100_1561.JPGJe marche dans le froid.
Le long de la rivière, le long du canal.
Parfois, je m’écarte du chemin de halage.
Le soir, je trouve un abri pour dormir.
Parfois, un lavoir, parfois une grange, le plus souvent les branches accueillantes d’un arbre.
Les grands voliers ont fini de remonter, les anatidés nidifient, le ciel se couvre souvent de cuivre tendre.
La nuit, les étoiles sont des ouvertures sur des possibles inconnus, sur des visions du calme infini, sur des rassemblements d’ancêtres. La nuit est ouverte en des millions de points par lesquels on peut passer pour rejoindre ceux qui nous ont précédés, ceux qui nous accompagnent, ceux qui nous suivront.
Hier soir, pour la première fois depuis des mois, j’ai pris un livre & j’ai lu, à la lueur de ma vieille lampe à alcool, jusqu’à m’effondrer de fatigue.
J’ai dormi longtemps.

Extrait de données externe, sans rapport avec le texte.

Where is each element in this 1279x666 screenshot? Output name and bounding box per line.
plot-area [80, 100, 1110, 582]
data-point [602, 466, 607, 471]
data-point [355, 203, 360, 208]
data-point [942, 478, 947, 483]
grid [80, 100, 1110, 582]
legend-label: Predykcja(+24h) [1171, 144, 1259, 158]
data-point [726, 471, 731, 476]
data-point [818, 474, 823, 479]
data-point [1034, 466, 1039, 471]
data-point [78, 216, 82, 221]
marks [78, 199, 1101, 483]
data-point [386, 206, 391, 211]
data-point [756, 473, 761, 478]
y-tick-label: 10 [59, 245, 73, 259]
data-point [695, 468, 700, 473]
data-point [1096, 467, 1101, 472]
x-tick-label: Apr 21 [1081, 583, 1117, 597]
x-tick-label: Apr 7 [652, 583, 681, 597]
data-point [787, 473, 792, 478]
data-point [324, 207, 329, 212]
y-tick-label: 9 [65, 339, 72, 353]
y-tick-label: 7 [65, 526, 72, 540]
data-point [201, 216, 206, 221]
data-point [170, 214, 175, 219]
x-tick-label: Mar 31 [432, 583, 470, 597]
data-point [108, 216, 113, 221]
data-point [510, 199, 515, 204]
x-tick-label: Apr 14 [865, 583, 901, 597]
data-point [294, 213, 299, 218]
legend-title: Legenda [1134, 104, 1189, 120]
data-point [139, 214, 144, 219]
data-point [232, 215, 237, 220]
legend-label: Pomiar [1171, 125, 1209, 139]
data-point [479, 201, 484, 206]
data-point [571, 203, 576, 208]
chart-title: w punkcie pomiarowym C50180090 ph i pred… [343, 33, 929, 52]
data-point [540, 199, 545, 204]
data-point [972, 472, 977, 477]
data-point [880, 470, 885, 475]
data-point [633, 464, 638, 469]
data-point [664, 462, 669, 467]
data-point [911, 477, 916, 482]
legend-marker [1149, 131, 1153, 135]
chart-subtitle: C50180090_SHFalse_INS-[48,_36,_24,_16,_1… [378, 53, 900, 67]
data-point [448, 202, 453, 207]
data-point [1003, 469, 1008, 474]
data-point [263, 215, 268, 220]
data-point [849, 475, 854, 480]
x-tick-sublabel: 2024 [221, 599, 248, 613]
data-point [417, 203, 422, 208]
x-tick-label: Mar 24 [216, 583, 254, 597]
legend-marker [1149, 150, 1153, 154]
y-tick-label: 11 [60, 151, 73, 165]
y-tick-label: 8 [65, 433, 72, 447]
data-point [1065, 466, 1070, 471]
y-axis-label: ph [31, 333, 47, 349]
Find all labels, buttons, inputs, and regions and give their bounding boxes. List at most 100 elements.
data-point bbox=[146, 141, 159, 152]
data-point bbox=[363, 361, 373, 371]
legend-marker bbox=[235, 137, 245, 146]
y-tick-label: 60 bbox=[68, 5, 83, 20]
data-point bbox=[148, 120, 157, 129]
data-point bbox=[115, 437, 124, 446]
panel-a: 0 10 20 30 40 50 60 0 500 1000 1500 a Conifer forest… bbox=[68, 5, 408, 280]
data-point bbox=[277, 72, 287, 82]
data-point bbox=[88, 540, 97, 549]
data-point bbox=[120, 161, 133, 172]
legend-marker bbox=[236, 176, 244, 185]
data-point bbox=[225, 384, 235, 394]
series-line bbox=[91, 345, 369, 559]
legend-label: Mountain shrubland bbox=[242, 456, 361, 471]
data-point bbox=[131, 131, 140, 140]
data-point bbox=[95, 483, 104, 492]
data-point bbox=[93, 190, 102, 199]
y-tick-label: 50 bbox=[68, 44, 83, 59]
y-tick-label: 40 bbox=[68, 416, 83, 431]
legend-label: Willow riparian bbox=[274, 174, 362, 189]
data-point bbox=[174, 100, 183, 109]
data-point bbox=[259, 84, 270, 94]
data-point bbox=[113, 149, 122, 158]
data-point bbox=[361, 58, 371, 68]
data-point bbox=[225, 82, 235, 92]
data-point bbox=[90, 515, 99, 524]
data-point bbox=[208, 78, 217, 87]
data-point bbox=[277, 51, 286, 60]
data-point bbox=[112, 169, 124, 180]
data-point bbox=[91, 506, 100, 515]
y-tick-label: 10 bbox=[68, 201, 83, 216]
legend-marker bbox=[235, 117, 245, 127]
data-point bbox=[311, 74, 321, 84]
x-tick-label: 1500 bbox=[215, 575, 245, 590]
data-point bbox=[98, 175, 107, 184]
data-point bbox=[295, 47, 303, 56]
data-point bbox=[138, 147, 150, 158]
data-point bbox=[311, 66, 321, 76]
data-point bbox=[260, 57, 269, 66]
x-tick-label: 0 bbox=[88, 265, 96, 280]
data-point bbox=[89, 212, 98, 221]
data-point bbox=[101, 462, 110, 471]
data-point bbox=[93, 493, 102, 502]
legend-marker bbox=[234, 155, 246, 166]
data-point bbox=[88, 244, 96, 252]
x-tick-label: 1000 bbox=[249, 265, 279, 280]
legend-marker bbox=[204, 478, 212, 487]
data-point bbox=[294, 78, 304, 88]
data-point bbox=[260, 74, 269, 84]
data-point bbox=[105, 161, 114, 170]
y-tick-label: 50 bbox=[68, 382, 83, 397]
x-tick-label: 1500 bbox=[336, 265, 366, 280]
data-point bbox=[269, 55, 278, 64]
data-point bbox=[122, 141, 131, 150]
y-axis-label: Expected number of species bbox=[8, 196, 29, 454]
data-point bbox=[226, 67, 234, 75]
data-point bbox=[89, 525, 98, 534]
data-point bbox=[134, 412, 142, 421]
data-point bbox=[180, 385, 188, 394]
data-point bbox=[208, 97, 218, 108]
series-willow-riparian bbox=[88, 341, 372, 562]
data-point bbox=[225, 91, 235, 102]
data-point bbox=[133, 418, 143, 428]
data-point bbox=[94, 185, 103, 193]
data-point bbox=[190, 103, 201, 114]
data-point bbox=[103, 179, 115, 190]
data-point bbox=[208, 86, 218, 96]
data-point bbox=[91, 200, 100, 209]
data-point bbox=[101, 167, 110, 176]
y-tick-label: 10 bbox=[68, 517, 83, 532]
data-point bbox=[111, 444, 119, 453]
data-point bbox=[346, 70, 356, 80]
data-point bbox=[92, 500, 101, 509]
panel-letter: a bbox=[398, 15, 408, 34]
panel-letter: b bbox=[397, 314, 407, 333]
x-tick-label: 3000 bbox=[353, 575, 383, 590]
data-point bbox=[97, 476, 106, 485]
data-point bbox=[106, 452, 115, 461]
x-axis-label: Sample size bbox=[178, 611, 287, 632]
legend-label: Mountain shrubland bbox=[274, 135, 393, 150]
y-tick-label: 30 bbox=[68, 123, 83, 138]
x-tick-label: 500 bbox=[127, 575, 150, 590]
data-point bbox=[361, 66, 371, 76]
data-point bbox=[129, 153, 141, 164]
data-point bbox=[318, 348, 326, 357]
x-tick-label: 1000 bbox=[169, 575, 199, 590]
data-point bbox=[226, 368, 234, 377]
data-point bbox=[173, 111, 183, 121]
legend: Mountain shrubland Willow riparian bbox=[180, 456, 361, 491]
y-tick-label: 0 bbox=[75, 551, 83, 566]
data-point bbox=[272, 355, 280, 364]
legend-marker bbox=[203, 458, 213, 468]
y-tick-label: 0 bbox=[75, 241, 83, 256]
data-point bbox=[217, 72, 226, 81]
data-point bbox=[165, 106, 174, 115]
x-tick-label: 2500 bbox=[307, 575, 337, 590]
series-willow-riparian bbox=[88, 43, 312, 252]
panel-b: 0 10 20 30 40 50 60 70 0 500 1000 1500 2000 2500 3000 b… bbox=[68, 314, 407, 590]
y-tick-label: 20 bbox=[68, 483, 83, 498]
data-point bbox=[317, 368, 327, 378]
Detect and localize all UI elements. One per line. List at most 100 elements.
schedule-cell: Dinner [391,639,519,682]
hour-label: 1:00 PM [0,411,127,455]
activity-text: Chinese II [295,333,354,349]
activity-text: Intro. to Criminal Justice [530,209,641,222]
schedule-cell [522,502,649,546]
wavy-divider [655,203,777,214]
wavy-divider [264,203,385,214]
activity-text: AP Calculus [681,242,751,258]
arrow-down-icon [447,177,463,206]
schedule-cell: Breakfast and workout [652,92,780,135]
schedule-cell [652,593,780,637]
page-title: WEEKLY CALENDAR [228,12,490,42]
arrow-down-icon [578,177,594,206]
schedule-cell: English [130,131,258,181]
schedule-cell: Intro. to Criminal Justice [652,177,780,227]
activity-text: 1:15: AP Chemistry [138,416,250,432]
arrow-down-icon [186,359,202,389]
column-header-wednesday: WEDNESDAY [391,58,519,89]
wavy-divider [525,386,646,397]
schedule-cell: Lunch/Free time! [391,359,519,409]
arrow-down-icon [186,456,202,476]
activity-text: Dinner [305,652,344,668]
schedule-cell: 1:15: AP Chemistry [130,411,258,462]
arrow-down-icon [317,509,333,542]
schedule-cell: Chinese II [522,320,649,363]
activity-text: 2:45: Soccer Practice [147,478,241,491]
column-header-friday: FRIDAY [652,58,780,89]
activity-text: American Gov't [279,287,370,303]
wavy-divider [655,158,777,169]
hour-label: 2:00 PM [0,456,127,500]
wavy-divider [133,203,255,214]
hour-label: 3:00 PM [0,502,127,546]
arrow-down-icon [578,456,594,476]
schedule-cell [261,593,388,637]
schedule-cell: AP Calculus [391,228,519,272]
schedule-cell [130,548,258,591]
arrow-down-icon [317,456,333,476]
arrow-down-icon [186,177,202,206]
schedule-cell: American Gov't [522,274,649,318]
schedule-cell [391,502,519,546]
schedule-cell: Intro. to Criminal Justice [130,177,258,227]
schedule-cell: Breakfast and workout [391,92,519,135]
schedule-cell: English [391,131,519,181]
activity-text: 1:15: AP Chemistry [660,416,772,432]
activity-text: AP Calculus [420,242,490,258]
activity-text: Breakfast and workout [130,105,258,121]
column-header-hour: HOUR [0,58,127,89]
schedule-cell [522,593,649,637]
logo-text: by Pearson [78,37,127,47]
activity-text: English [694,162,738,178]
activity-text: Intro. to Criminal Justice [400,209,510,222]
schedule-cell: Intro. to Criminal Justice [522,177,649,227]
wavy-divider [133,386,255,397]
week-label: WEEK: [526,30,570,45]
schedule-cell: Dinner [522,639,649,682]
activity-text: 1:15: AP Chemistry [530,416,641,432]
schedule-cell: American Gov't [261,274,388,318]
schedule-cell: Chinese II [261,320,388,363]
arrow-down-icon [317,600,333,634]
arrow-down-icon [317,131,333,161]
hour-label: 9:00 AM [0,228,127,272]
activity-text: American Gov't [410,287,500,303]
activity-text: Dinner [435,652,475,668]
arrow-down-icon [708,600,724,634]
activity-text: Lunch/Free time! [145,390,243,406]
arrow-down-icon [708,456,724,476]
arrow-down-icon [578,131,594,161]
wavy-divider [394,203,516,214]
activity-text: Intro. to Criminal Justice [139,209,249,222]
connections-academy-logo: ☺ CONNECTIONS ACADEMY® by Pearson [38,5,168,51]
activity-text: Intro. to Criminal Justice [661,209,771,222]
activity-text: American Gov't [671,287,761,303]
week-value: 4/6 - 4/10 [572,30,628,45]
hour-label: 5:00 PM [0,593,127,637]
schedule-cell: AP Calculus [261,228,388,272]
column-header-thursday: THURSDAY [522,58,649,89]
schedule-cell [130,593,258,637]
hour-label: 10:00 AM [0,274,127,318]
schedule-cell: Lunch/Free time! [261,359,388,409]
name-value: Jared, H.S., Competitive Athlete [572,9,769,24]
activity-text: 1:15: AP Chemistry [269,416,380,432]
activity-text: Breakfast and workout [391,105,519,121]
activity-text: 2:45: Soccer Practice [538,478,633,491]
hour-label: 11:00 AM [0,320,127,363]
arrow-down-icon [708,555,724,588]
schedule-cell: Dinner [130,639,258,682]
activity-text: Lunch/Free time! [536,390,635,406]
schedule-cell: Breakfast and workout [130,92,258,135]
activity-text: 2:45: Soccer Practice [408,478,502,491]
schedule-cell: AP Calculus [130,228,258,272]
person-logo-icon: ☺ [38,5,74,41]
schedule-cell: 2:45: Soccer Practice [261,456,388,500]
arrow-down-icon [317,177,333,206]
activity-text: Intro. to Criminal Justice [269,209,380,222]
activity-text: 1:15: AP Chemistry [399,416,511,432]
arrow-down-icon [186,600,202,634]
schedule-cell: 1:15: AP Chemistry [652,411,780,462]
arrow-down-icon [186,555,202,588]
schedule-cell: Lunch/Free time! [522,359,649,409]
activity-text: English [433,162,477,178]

Lorsque je dors ainsi, je n’ai plus besoin de parler, je ne me regarde plus, je n’ai plus besoin de vivre à la surface de moi-même, je n’ai plus besoin de ne pas m’aimer… J’ai les yeux fermés, je ne me déçois plus, je m’échappe, je reviens, je suis seulement un souffle, un souffle léger.


Je suis ignorant de ma vie dans le rêve – ou, au contraire, je sais tout, ce qui revient au même (je ne parviens pas à me décider).
Je puis chevaucher, des journées entières, dans les paysages du Montana sans faire des heures d’avion. Je puis vivre, loin du monde, sur une petite île, au milieu de la rivière, sans avoir ni barque, ni terre & encore moins de maison. Je puis aimer les arbres aux feuilles rouges alors qu’éveillé je ne les supporte pas, je les trouve très laids & même, pour tout dire, un tant soi peu ridicules. Je puis me souvenir, sans nostalgie, du temps où nous étions autre chose. Je puis croire que je ne suis atteint d’aucune maladie, que je ne somatise pas, que mes acouphènes sont la voix des anges, que je puis parler avec Robert Schumann & lui expliquer que ce qu’il entend n’est pas le signe de Dieu, ni celui de la folie.